Robberies and aggravated battery incidents reported on the CTA in 2012 were down by 21 percent and nearly 12 percent respectively compared to 2011, the CTA reports.The total reduction for those violent crimes was 19 percent.
On the down side, thefts were up almost 16 percent over 2011, "much of that attributable to thefts of cell phones and other electronic devices."
With this news release, the CTA took the opportunity to remind us of steps it has taken to improve safety:
Over the past year, CTA and Chicago Police Department have taken other steps to enhance bus and rail system security, including:
- Continued implementation of Rail Saturation Missions by CPD’s Public Transportation Section.
- Assignment of CPD detectives responsible for CTA video enforcement and deterrence initiatives.
- Doubling the size of the CTA Security Department by filling previously vacant, budgeted positions and creating three new positions, which include two former detectives and two security specialists.
- The restructuring of CTA’s Security Department to adopt a regional approach to policing, which mirrors the structure of CPD and will allow security staff to become more familiar with their assigned locations and work in conjunction with CPD detectives assigned in each region.
- Creation of a new, modern video surveillance room 12 times larger than the previous facility, featuring nearly three dozen displays for CTA security personnel and assigned police detectives to review video from buses and trains and access live, real-time feeds from rail system cameras.

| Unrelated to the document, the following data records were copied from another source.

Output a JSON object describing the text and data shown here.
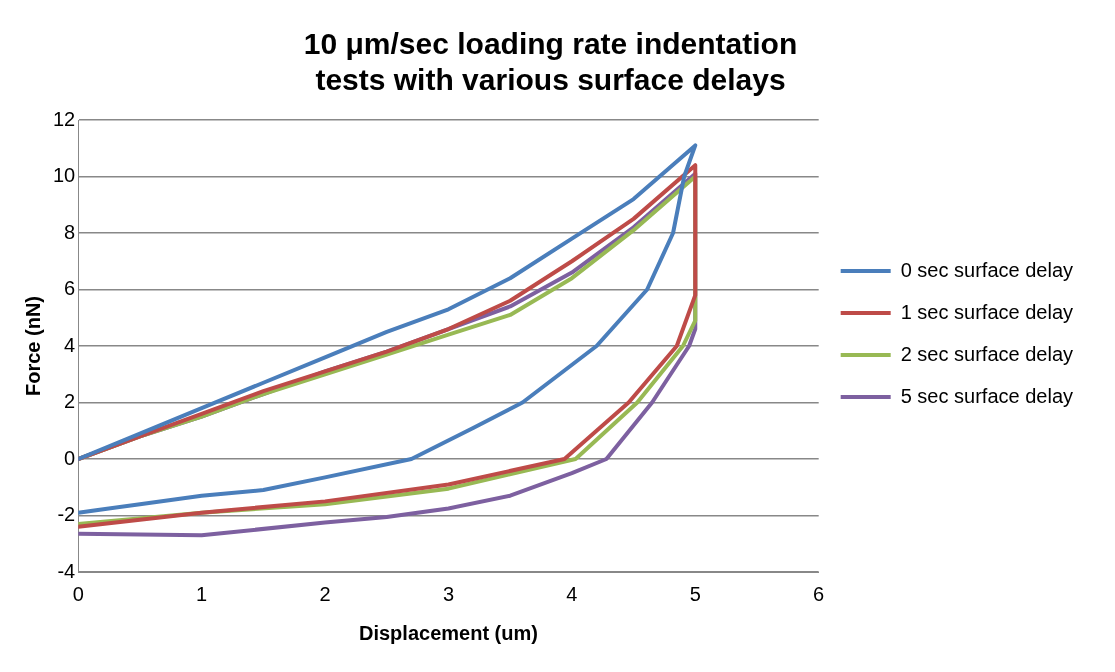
{
  "chart_data": {
    "type": "line",
    "title": "10 μm/sec loading rate indentation tests with various surface delays",
    "xlabel": "Displacement (um)",
    "ylabel": "Force (nN)",
    "xlim": [
      0,
      6
    ],
    "xticks": [
      0,
      1,
      2,
      3,
      4,
      5,
      6
    ],
    "ylim": [
      -4,
      12
    ],
    "yticks": [
      -4,
      -2,
      0,
      2,
      4,
      6,
      8,
      10,
      12
    ],
    "grid": "y",
    "legend": "right",
    "marker": "none",
    "line_style": "solid",
    "series": [
      {
        "name": "0 sec surface delay",
        "color": "#4a7ebb",
        "x": [
          0,
          0.5,
          1,
          1.5,
          2,
          2.5,
          3,
          3.5,
          4,
          4.5,
          5,
          4.91,
          4.82,
          4.61,
          4.2,
          3.6,
          3.2,
          2.7,
          2,
          1.5,
          1,
          0.5,
          0
        ],
        "values": [
          0,
          0.9,
          1.8,
          2.7,
          3.6,
          4.5,
          5.3,
          6.4,
          7.8,
          9.2,
          11.1,
          10,
          8,
          6,
          4,
          2,
          1.1,
          0,
          -0.65,
          -1.1,
          -1.3,
          -1.6,
          -1.9
        ]
      },
      {
        "name": "1 sec surface delay",
        "color": "#be4b48",
        "x": [
          0,
          0.5,
          1,
          1.5,
          2,
          2.5,
          3,
          3.5,
          4,
          4.5,
          5,
          5,
          4.85,
          4.46,
          3.94,
          3,
          2,
          1,
          0
        ],
        "values": [
          0,
          0.8,
          1.6,
          2.4,
          3.1,
          3.8,
          4.6,
          5.6,
          7,
          8.5,
          10.4,
          5.8,
          4,
          2,
          0,
          -0.9,
          -1.5,
          -1.9,
          -2.4
        ]
      },
      {
        "name": "2 sec surface delay",
        "color": "#98b954",
        "x": [
          0,
          0.5,
          1,
          1.5,
          2,
          2.5,
          3,
          3.5,
          4,
          4.5,
          5,
          5,
          4.9,
          4.53,
          4.03,
          3,
          2,
          1,
          0
        ],
        "values": [
          0,
          0.8,
          1.5,
          2.3,
          3,
          3.7,
          4.4,
          5.1,
          6.4,
          8.1,
          10,
          4.9,
          4,
          2,
          0,
          -1.05,
          -1.6,
          -1.9,
          -2.3
        ]
      },
      {
        "name": "5 sec surface delay",
        "color": "#7d60a0",
        "x": [
          0,
          0.5,
          1,
          1.5,
          2,
          2.5,
          3,
          3.5,
          4,
          4.5,
          5,
          5,
          4.95,
          4.65,
          4.28,
          4,
          3.5,
          3,
          2.5,
          2,
          1,
          0
        ],
        "values": [
          0,
          0.8,
          1.5,
          2.3,
          3.1,
          3.8,
          4.6,
          5.4,
          6.6,
          8.2,
          10.1,
          4.6,
          4,
          2,
          0,
          -0.5,
          -1.3,
          -1.75,
          -2.05,
          -2.25,
          -2.7,
          -2.65
        ]
      }
    ]
  }
}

Combined, these new initiatives will allow for improved video surveillance, quicker response and greater efficiency of resources among CTA and CPD personnel responsible for investigating crimes, mining evidence and intelligence provided by CTA’s camera network, analyzing criminal trends and patterns and conducting real-time remote surveillance missions.
Interestingly, in the same new release the CTA refuted a Sun-Times story that reported crime at CTA rail stations rose 21 percent in 2102. The release says the Sun-Times story "fails to provide context to those numbers. . . . For example, the most common rail station crime—fare evasion—was up 41 percent, contributing to much of the overall increase."
“We are committed to addressing fare evasion as part of our strategy to aggressively prevent would-be offenders from committing more serious crimes,” said Police Superintendent Garry McCarthy.
Additionally, the crime stats include offenses of all varieties, from vandalism to theft of CTA signs to trespassing—crimes that don’t directly impact the safety and security of CTA customers.